I was deeply moved by Chika Anadu's debut feature, B for Boythat recently had its Lagos premiere screening hosted by The Life House. Stark, understated, realistic, the film is being called an "elegant realist drama [that] questions Nigeria's gender divide as middle-class Amaka resorts to desperate measures after a miscarriage." 

What struck me most about the film was how well it wove together issues of culture, tradition, womanhood, polygamy, and patriarchy into a personal story about a woman fighting to keep her marriage together--both dramatically and narratively, the film was nuanced and accessible enough to satisfy Nigerian and Western audiences alike. 

I've been thinking a lot about this very topic given the nature of my own work--how to translate a story grounded in a specific space and people to a universal audience. Chika does this brilliantly, while simultaneously making a bold statement by doing the film entirely in Igbo.

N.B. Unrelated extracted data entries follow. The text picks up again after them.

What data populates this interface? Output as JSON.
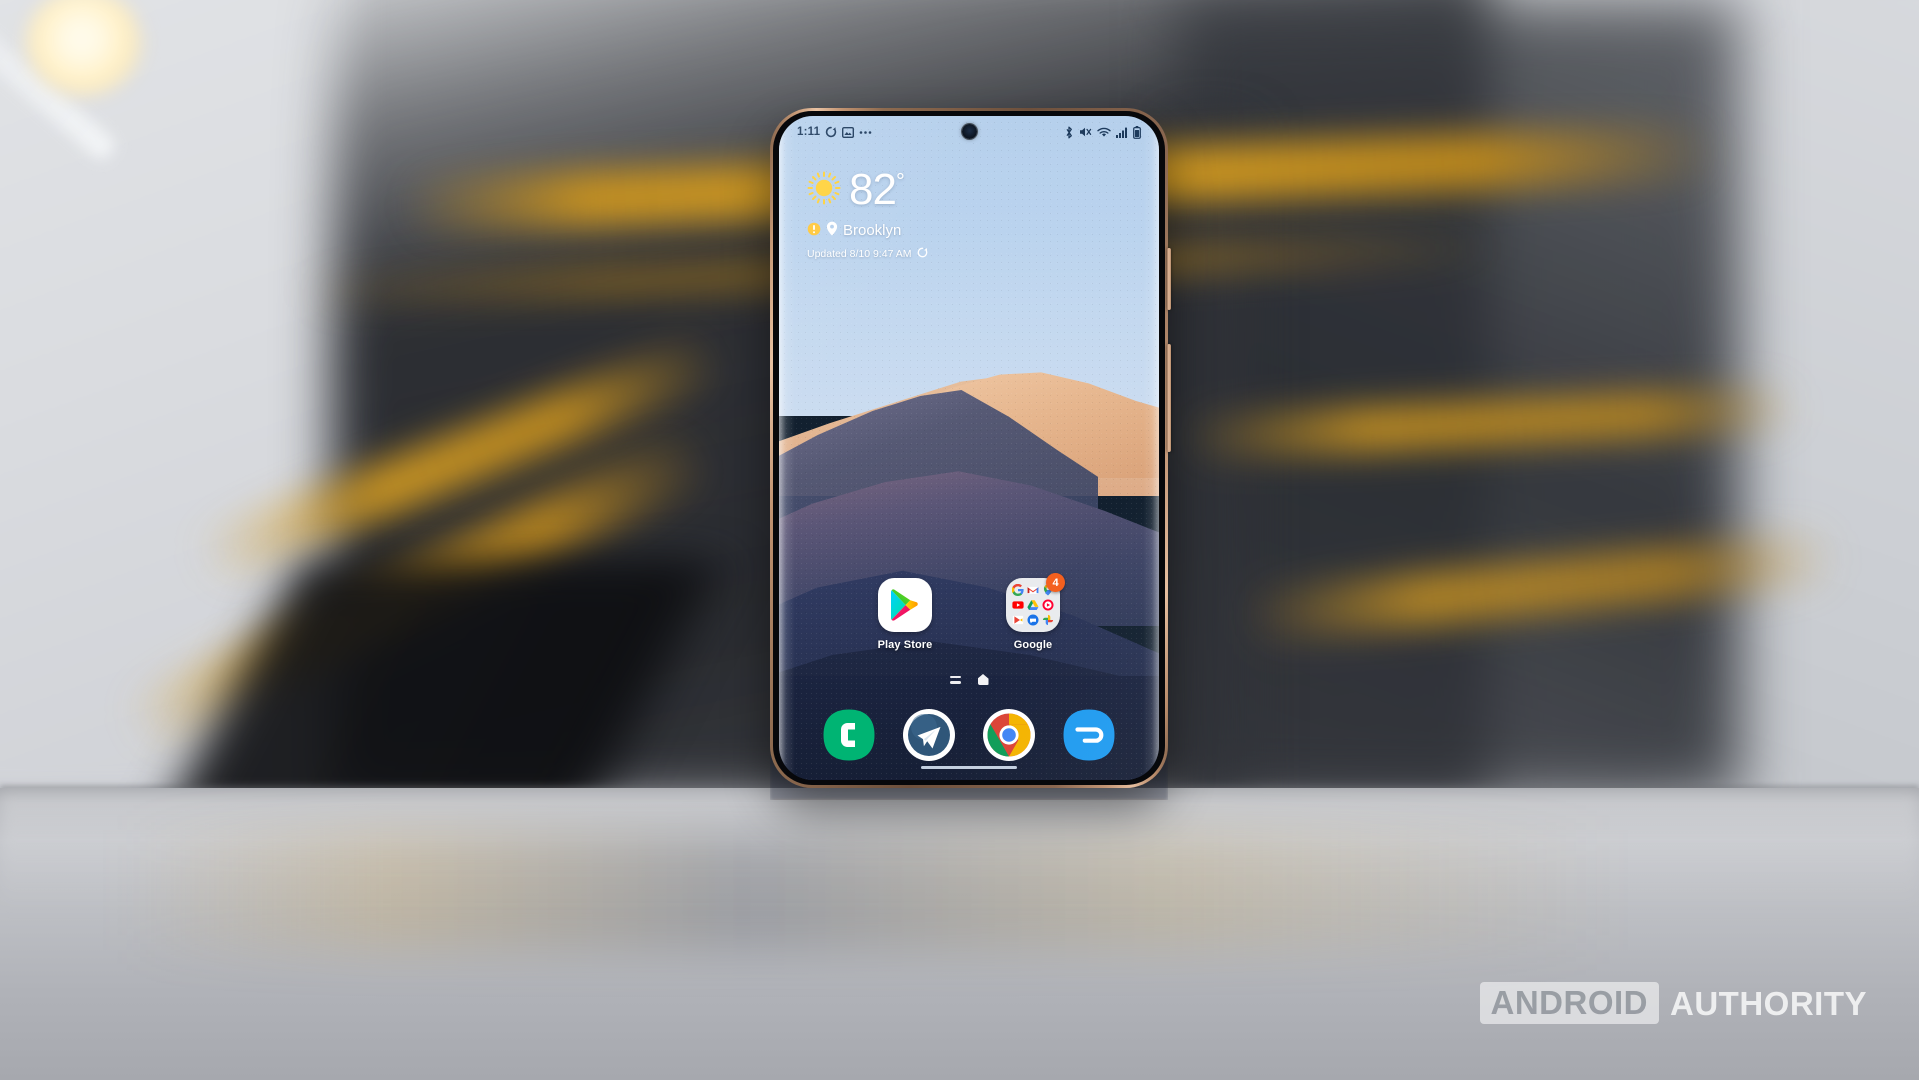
{
  "scene": {
    "subject": "Samsung Galaxy Note 20 Ultra in Mystic Bronze standing upright on a glossy surface",
    "background_description": "Blurred industrial stairwell with yellow safety rails and a bright lamp in the upper left"
  },
  "phone": {
    "frame_color": "#b78a69",
    "status_bar": {
      "time": "1:11",
      "left_icons": [
        "sync-icon",
        "screenshot-icon",
        "more-notifications-icon"
      ],
      "right_icons": [
        "bluetooth-icon",
        "volume-mute-icon",
        "wifi-icon",
        "signal-icon",
        "battery-icon"
      ]
    },
    "weather_widget": {
      "condition_icon": "sun-icon",
      "temperature": "82",
      "degree_symbol": "°",
      "alert_icon": "weather-alert-icon",
      "location_icon": "location-pin-icon",
      "location": "Brooklyn",
      "updated_text": "Updated 8/10 9:47 AM",
      "refresh_icon": "refresh-icon"
    },
    "home_screen": {
      "apps": [
        {
          "name": "play-store",
          "label": "Play Store",
          "badge": null
        },
        {
          "name": "google-folder",
          "label": "Google",
          "badge": "4"
        }
      ],
      "folder_contents": [
        "Google",
        "Gmail",
        "Maps",
        "YouTube",
        "Drive",
        "YouTube Music",
        "Play Movies",
        "Messages",
        "Photos"
      ],
      "page_indicator": {
        "app_list_icon": "app-list-icon",
        "home_icon": "home-icon"
      }
    },
    "dock": [
      {
        "name": "phone-app",
        "label": "Phone",
        "color": "#00b473"
      },
      {
        "name": "telegram-app",
        "label": "Telegram",
        "color": "#2d4f73"
      },
      {
        "name": "chrome-app",
        "label": "Chrome",
        "color": "#ffffff"
      },
      {
        "name": "samsung-app",
        "label": "Samsung",
        "color": "#1f9bf0"
      }
    ],
    "navigation": {
      "type": "gesture-bar"
    }
  },
  "watermark": {
    "boxed_text": "ANDROID",
    "plain_text": "AUTHORITY"
  },
  "colors": {
    "sky": "#bad3ee",
    "dune_light": "#e8c09d",
    "dune_dark": "#222c49",
    "badge": "#f4601f",
    "frame_bronze": "#c09270"
  }
}
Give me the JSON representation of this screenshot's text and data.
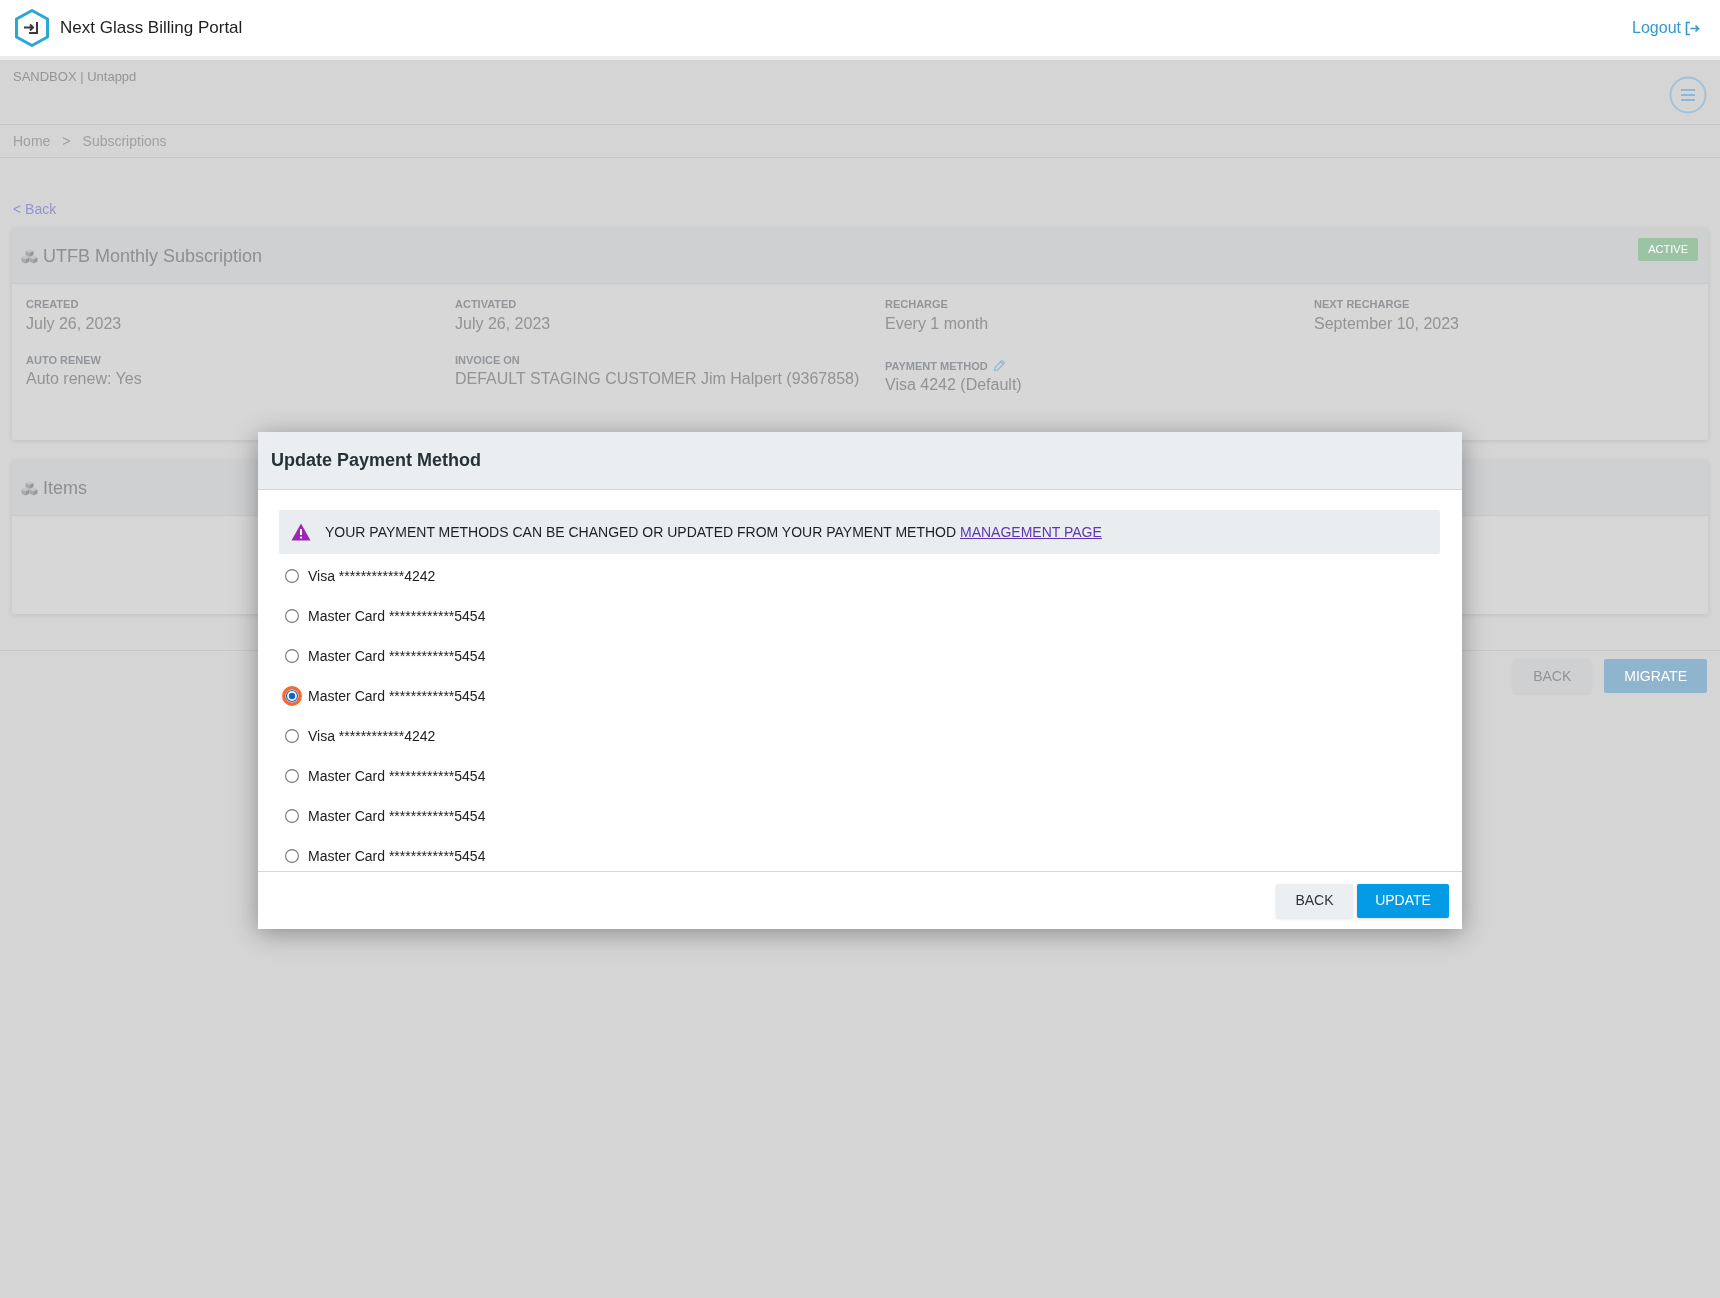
{
  "top_bar": {
    "title": "Next Glass Billing Portal",
    "logout": "Logout"
  },
  "environment": "SANDBOX | Untappd",
  "breadcrumb": {
    "items": [
      "Home",
      "Subscriptions"
    ],
    "separator": ">"
  },
  "back_link": "< Back",
  "subscription": {
    "title": "UTFB Monthly Subscription",
    "status": "ACTIVE",
    "fields": [
      {
        "label": "CREATED",
        "value": "July 26, 2023",
        "editable": false
      },
      {
        "label": "ACTIVATED",
        "value": "July 26, 2023",
        "editable": false
      },
      {
        "label": "RECHARGE",
        "value": "Every 1 month",
        "editable": false
      },
      {
        "label": "NEXT RECHARGE",
        "value": "September 10, 2023",
        "editable": false
      },
      {
        "label": "AUTO RENEW",
        "value": "Auto renew: Yes",
        "editable": false
      },
      {
        "label": "INVOICE ON",
        "value": "DEFAULT STAGING CUSTOMER Jim Halpert (9367858)",
        "editable": false
      },
      {
        "label": "PAYMENT METHOD",
        "value": "Visa 4242 (Default)",
        "editable": true
      }
    ]
  },
  "items_card": {
    "title": "Items"
  },
  "page_buttons": [
    {
      "label": "BACK",
      "kind": "secondary"
    },
    {
      "label": "MIGRATE",
      "kind": "primary"
    }
  ],
  "modal": {
    "title": "Update Payment Method",
    "notice": {
      "text": "YOUR PAYMENT METHODS CAN BE CHANGED OR UPDATED FROM YOUR PAYMENT METHOD",
      "link": "MANAGEMENT PAGE"
    },
    "options": [
      {
        "label": "Visa ************4242",
        "selected": false
      },
      {
        "label": "Master Card ************5454",
        "selected": false
      },
      {
        "label": "Master Card ************5454",
        "selected": false
      },
      {
        "label": "Master Card ************5454",
        "selected": true
      },
      {
        "label": "Visa ************4242",
        "selected": false
      },
      {
        "label": "Master Card ************5454",
        "selected": false
      },
      {
        "label": "Master Card ************5454",
        "selected": false
      },
      {
        "label": "Master Card ************5454",
        "selected": false
      }
    ],
    "buttons": [
      {
        "label": "BACK",
        "kind": "secondary"
      },
      {
        "label": "UPDATE",
        "kind": "primary"
      }
    ]
  }
}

I can appreciate Chika's decision; she feels that Africans perform better in their native tongue, when they're not grasping for words or worrying about grammar. That seemed to hold true in her film, which featured some of the best performances I've ever seen by Nigerians--proving that the dream really is possible. In the Q&A after the screening, Chika spoke about how she brought in an acting coach to work with the actors to help tamp down some of the theatrics and overacting characteristic of Nigerian cinema. The result was simply breathtaking. 

You should definitely go see this film. It's no wonder it won the Breakthrough Audience Award at AFI Fest 2013. --AL.